There are lots of changes on the way in GNU Radio. But since I don't think that I can say it better, here is Johnathan Corgan's email to the GNU Radio mailing list from yesterday describing it:
Some of you may have noticed recent check-ins that have added new
top-level components (like gr-fft), or duplication of blocks (such as
into gr-digital.) I'd like to explain the master plan Tom and I are
working from and what to expect over the next few weeks.
Essentially, we are making two things happen at the same time:
- libgnuradio-core is going away, and its blocks are being reorganized
into several new, smaller libraries
- The C++ API is changing to use pure virtual interface classes, C++
namespaces, and segregated header files
These two transitions will occur in such a way that as much work as
possible will be completed on the master branch but without requiring
any changes to your existing code, and the rest will happen on the
next branch.
The gnuradio-core component has accumulated hundreds of blocks over
the last 10 years. In order to simplify and organize things, we are
creating several new top-level components to replace it. The first
step of this was done when gr-digital collected much of the digital
modulation/demodulation code up into its own component. The second
step was to create gr-wavelet and move the wavelet blocks into that.
When we are done, the following top-level components will hold all the
code that used to be in gnuradio-core:
* gr-blocks - "basic" blocks used widely across many flowgraphs, like
math operations, type conversions, stream/vector manipulation,
file/message/network sources/sinks, etc.
* gr-analog - analog waveform processing blocks such as signal
sources, AM/FM modulation/demodulation, AGC, squelch, power
measurement, etc.
* gr-digital - digital waveform processing blocks such as PSK and OFDM
modulation, scramblers, timing and carrier recovery, channel
equalization, bit packing/unpacking, framers, deframers, CRC, etc.
* gr-fec - Reed-Solomon and convolutional coding, future development
* gr-fft - blocks that wrap the external FFTW library
* gr-filter - FIR and IIR filters, filter design, resampling,
channelizers, channel models
* gr-vocoder - voice processing codecs
* gr-wavelet - wavelet processing blocks, future development
* gnuradio-runtime - top block and friends and runtime scheduler, very
small number of blocks for QA testing of runtime (vector source/sink,
null source/sink, etc.)
The process we are following to get this done is to create the new top
level components on the master branch and copy the existing blocks
into them, then remove the old blocks from gnuradio-core *on the next
branch only*. In this way, developers can, if they wish, start
migrating their applications to use the new block hierarchy in their
applications as they become available, without having to do it all at
once. Existing code, however, can also be left alone without any
impact as gnuradio-core itself will remain unchanged until the 3.7
release.
Part of this process is already done--gr-vocoder, gr-digital, and
gr-wavelet are part of the current release. The new gr-fft was merged
into master recently. Soon, gr-filter will be added in, and then we
will remove all fft and filter blocks out of gnuradio-core on the 3.7
branch only. Today, several more blocks from gnuradio-core were
copied into gr-digital, and again, we'll soon delete those blocks out
of gnuradio-core on the 3.7 branch only.
Since we're touching so much code, we're taking the opportunity make a
change to the C++ API to implement pure virtual interface classes for
API visible code. This was discussed on the mailing list March 12.

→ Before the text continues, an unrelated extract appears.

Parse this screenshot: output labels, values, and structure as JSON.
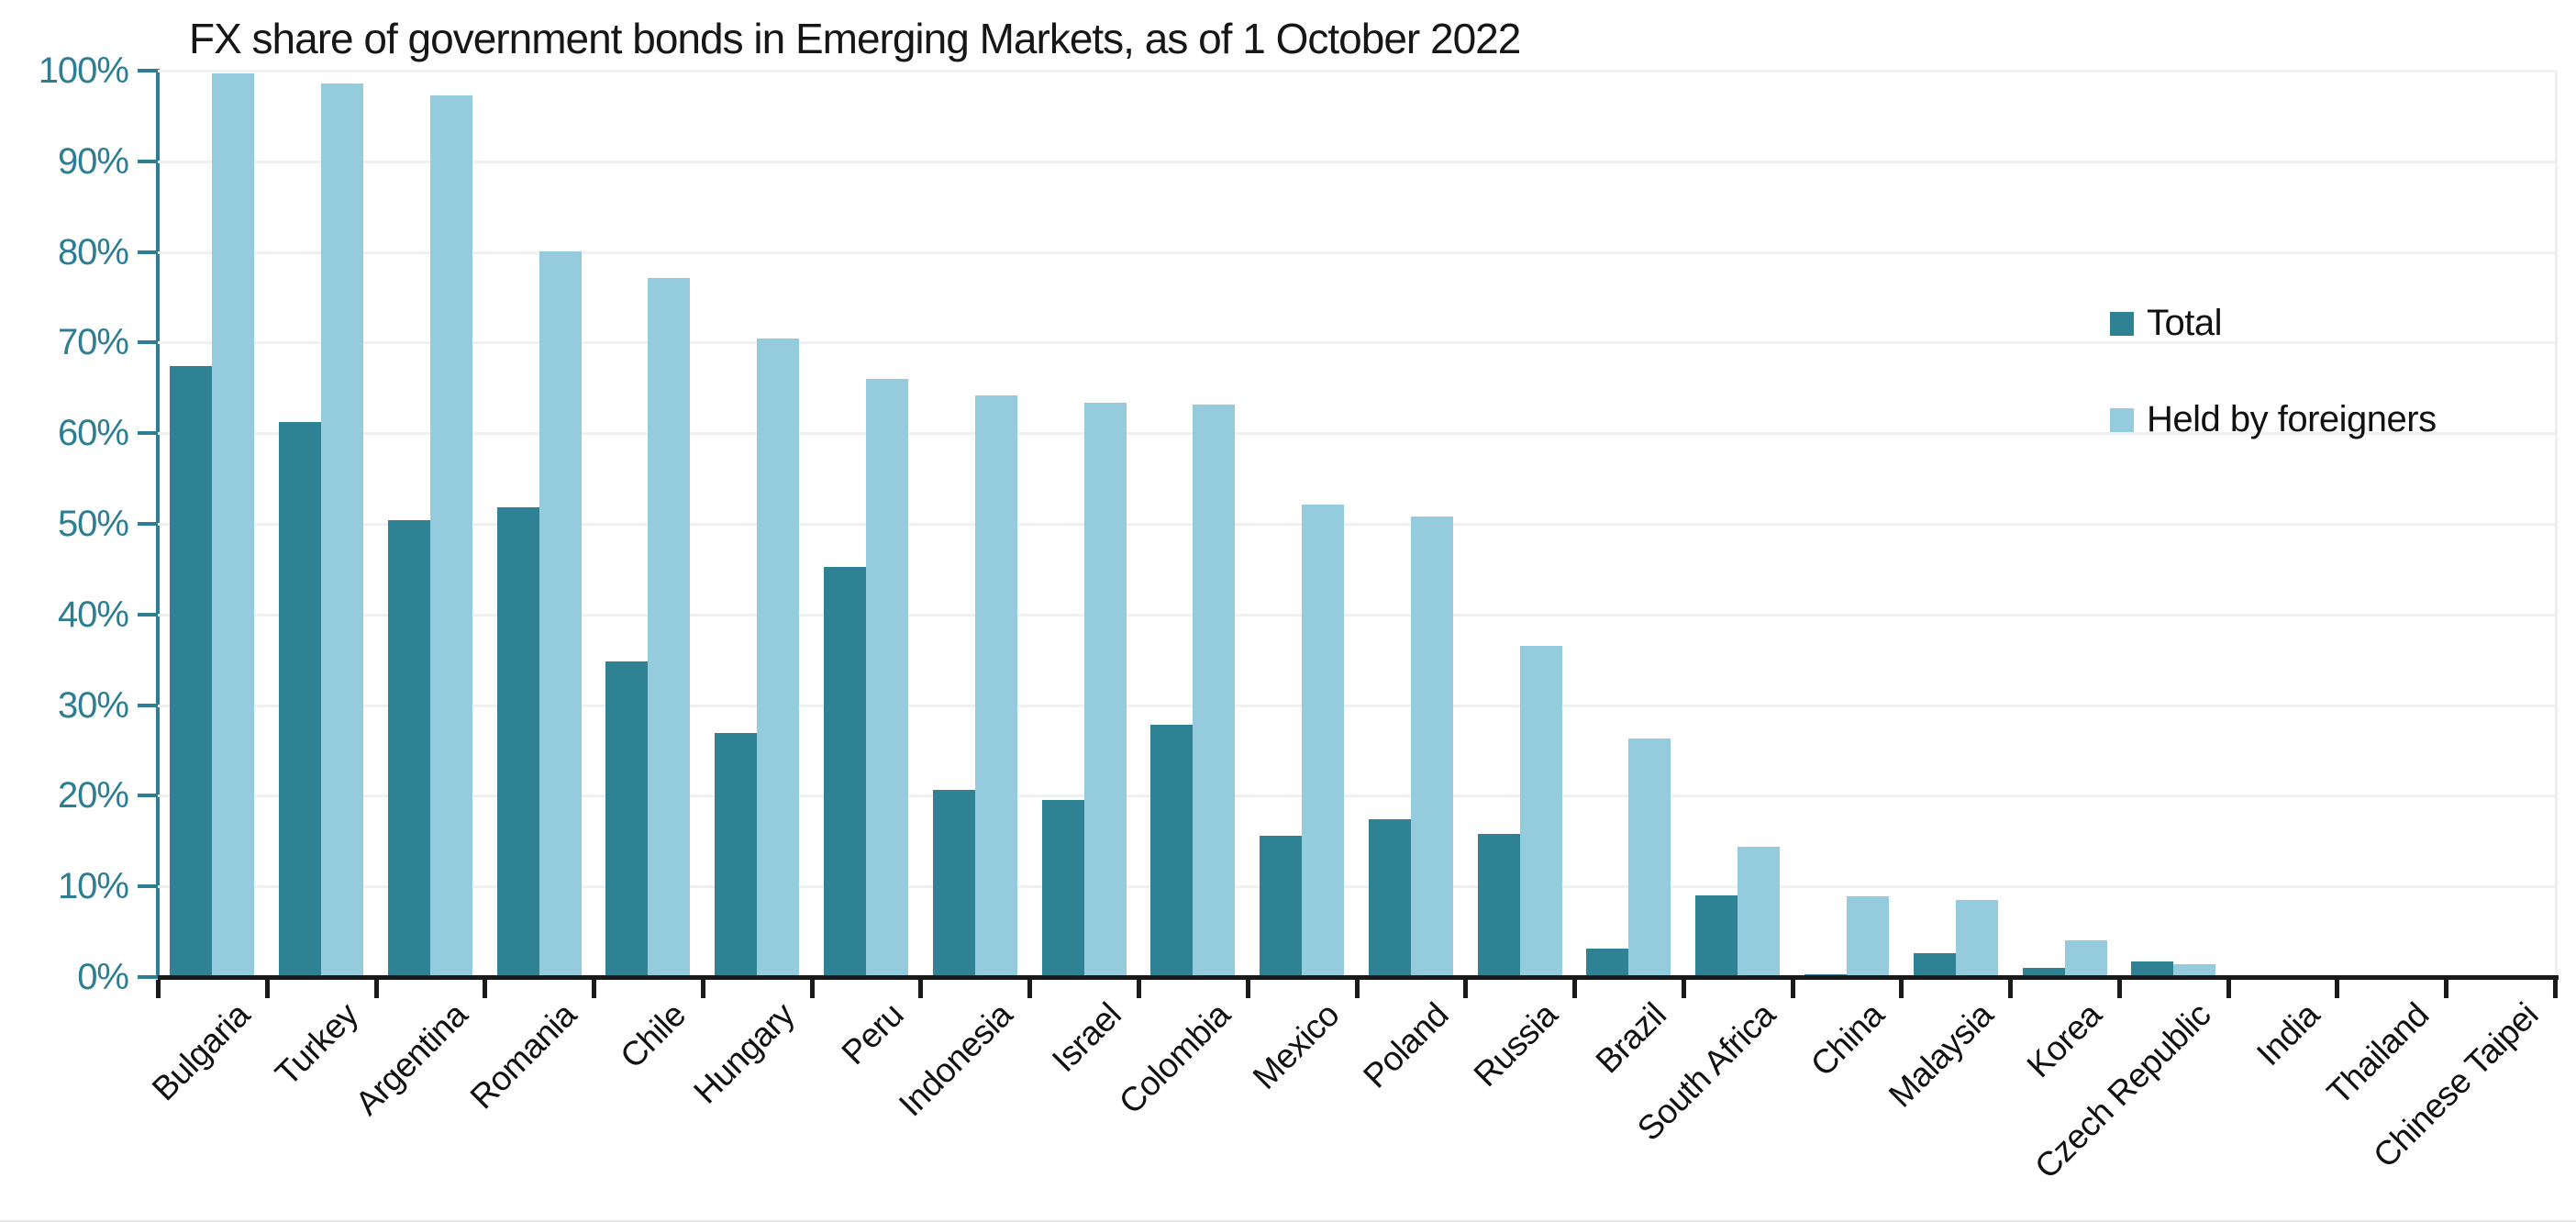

In addition, we're reorganizing the API to use C++ namespaces, which
shortens filenames, simplifies the Python wrapper generation, and
eliminates some redundancies in class naming. You can see an example
of this in the new gr-fft directory on the master branch, or in the
gr-wavelet directory on the next branch.
The same process for dividing the work between the master branch and
next branch applies here. Where possible, when we copy over blocks
from gnuradio-core to the new top-level components, we'll convert them
to use the new C++ coding style. This won't affect any existing
user's code, as the old blocks will stay in gnuradio-core. For all
the rest of GNU Radio outside of gnuradio-core, we'll be making the
C++ changes on the next branch, again so as to not disturb existing
user's code.
Finally, during all this, as we implement the new block structure,
we're going to pay special attention to:
- Reimplementing functionality using libvolk vector optimization where possible
- Updating or adding missing header file documentation
- Converting code where needed to conform to the GNU Radio coding style guide
- Adding QA test code if missing
- Creating GRC block wrappers if missing
- Removing obsolete code or other cruft
Few of these changes will impact Python or GRC users, except that most
blocks that once lived in the 'gr' namespace imported from gnuradio
will instead import from a different namespace under gnuradio, such as
is already done for gr-audio, gr-digital, gr-uhd, etc.
The net of all this is that we expect the 3.7 C++ API to be better
organized, easier to use, and have better documentation, but without
changing much of the functionality other than performance
improvements.
Tom and I will be working up documentation on the wiki detailing the
changes as we go along, and there will be a 3.6->3.7 conversion guide
for C++, Python, and GRC GNU Radio applications.
So, as they say, "pardon our dust".
Johnathan